Developing Vascular Digital Twins to Shift from Reactive to Proactive Care with Amanda Randles
The emergence of digital twin technology is transforming healthcare by shifting the paradigm from reactive to proactive care. These sophisticated, personalized virtual models of human physiology are especially impactful in simulating vascular systems, enabling the noninvasive diagnosis and treatment of conditions like stenosis. However, practical deployment in clinical settings faces significant challenges, such as managing vast datasets, computational complexity, and the need for real-time processing. This talk will focus on how high-performance computing addresses these obstacles through the development of the Longitudinal Hemodynamic Mapping Framework (LHMF). Unlike current models limited to single-heartbeat simulations, LHMF enables continuous, long-term hemodynamic analysis, simulating over 4.5 million heartbeats with negligible error. I will present its deployment on both traditional and cloud-based platforms, demonstrating its scalability and clinical relevance.

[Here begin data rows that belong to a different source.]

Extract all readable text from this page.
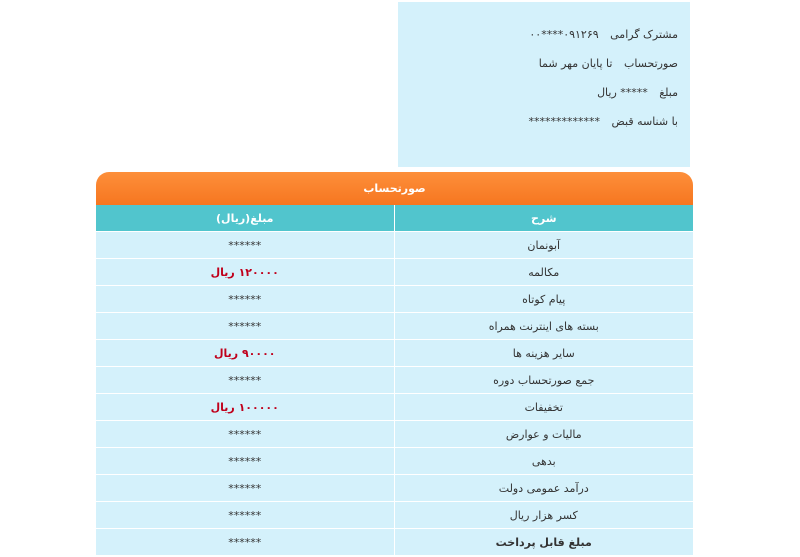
مشترک گرامی ۰۹۱۲۶۹****۰۰
صورتحساب تا پایان مهر شما
مبلغ ***** ریال
با شناسه قبض *************
صورتحساب
شرح	مبلغ(ریال)
آبونمان	******
مکالمه	۱۲۰۰۰۰ ریال
پیام کوتاه	******
بسته های اینترنت همراه	******
سایر هزینه ها	۹۰۰۰۰ ریال
جمع صورتحساب دوره	******
تخفیفات	۱۰۰۰۰۰ ریال
مالیات و عوارض	******
بدهی	******
درآمد عمومی دولت	******
کسر هزار ریال	******
مبلغ قابل پرداخت	******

Furthermore, the integration of continuous physiological data from wearable technologies with digital twin models offers new possibilities for monitoring disease progression over time. This synergy, combined with advances in virtual reality, enhances clinician interaction with complex models, facilitating early disease detection and personalized treatment planning. By leveraging advanced computational methods and digital health innovations, digital twins have the potential to revolutionize healthcare, driving a proactive approach that improves patient outcomes.
Amanda Randles Bio
Amanda Randles is the Alfred Winborne Mordecai and Victoria Stover Mordecai Associate Professor of Biomedical Sciences and Biomedical Engineering at Duke University. She has courtesy appointments in the Mechanical Engineering and Material Science, Computer Science, and Mathematics departments and is a member of the Duke Cancer Institute. Focusing on the intersection of high performance computing, machine learning, and personalized modeling, her group is developing new methods to aid in diagnosing and treating diseases ranging from cardiovascular disease to cancer. She has received the ACM Prize in Computing, the NIH Pioneer Award, the NSF CAREER Award, and the ACM Grace Hopper Award. She was named to the World Economic Forum Young Scientist List and the MIT Technology Review World’s Top 35 Innovators under the Age of 35 list and is a Fellow of the National Academy of Inventors. Amanda received her Ph.D. in Applied Physics from Harvard University. Before that, she received her Master’s degree in Computer Science from Harvard University and her Bachelor’s degree in Computer Science and Physics from Duke University. Prior to graduate school, she worked as a software engineer at IBM on the Blue Gene supercomputing team. She has contributed to over 100 peer-reviewed papers, 121 granted US patents, and has about 75 pending patent applications.